The interlayer d-spacing is directly correlated with the length of the side chains in accordance to the models of Fig. 14. However, as shown in Fig. 16, this functionality is somewhat less (or more) than would be expected if the side chains were oriented normal to the main chain axis and to the layers themselves assuming no main chain tilt and no interdigitation or (full interdigitation). This indicates that these side chains are either conformationally disordered, strongly tilted away from the normal, or experience significant overlap with the side chains from the neighboring stack. In contrast, the $2\theta$ position of the sharper features located near $24^\circ$ are essentially independent of side chain length. Studies of uniaxially oriented samples, as seen if Fig. 15 curves c and e, find scattering in this vicinity both parallel and perpendicular to the draw (chain c-axis) direction.

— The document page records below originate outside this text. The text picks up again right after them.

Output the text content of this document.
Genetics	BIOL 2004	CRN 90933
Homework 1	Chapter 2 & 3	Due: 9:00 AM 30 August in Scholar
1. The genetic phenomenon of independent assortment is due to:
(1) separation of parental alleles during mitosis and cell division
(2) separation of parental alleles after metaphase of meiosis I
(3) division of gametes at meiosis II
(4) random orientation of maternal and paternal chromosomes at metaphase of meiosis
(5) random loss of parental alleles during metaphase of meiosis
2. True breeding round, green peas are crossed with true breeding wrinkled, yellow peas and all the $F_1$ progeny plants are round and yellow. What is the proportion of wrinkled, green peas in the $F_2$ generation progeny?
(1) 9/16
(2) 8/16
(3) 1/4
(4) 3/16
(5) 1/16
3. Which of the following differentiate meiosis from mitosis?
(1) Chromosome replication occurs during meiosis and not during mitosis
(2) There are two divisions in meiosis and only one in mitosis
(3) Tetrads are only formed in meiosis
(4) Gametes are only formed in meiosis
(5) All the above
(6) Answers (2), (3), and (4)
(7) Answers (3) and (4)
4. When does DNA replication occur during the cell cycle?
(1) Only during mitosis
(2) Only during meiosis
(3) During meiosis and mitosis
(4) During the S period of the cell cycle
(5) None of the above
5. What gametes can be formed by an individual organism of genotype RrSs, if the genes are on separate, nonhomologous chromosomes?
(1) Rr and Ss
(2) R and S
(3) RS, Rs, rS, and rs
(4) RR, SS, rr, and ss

Hence this scattering is correlated with an extended main chain conformation along the c-axis and an intrastack chain-to-chain repeat of approximately 3.8Å.

 

Figure 16: The large interlayer d-spacing as a function of alkyl chain size, CH₃(CH₂)_n-1, using the data of Table II in combination with the estimated distances from two specific structural models as shown in Figs. 14(a) and 14(b).

These qualitative features can be complimented by more rigorous analysis of the experimental data. A variety of planar orthorhombic[,,] and monoclinic unit cells[,] have been proposed. Table II contains a partial list of reported room temperature lattice constants for some of the more common P3AT compounds. One current structural model[111], which is found to be consistent with the full range of experimental data (e.g., infrared and UV-vis absorption, x-ray and electron diffraction, etc.) and detailed modelling calculations[,,114] (crystal structure factor refinements, molecular simulations, etc.), requires an average tilting the side chain away from the layer normal with a minimum of side chain interdigitation between stacks as shown in Fig. 13(c). Other proposed P3AT models invoke variations in the chain structure including a periodic up-up-down-down doubling of the trans-planar repeat[], a non-planar conformation of the main chain[], and even a helical structure[](specifically for poly(3-methyl thiophene)).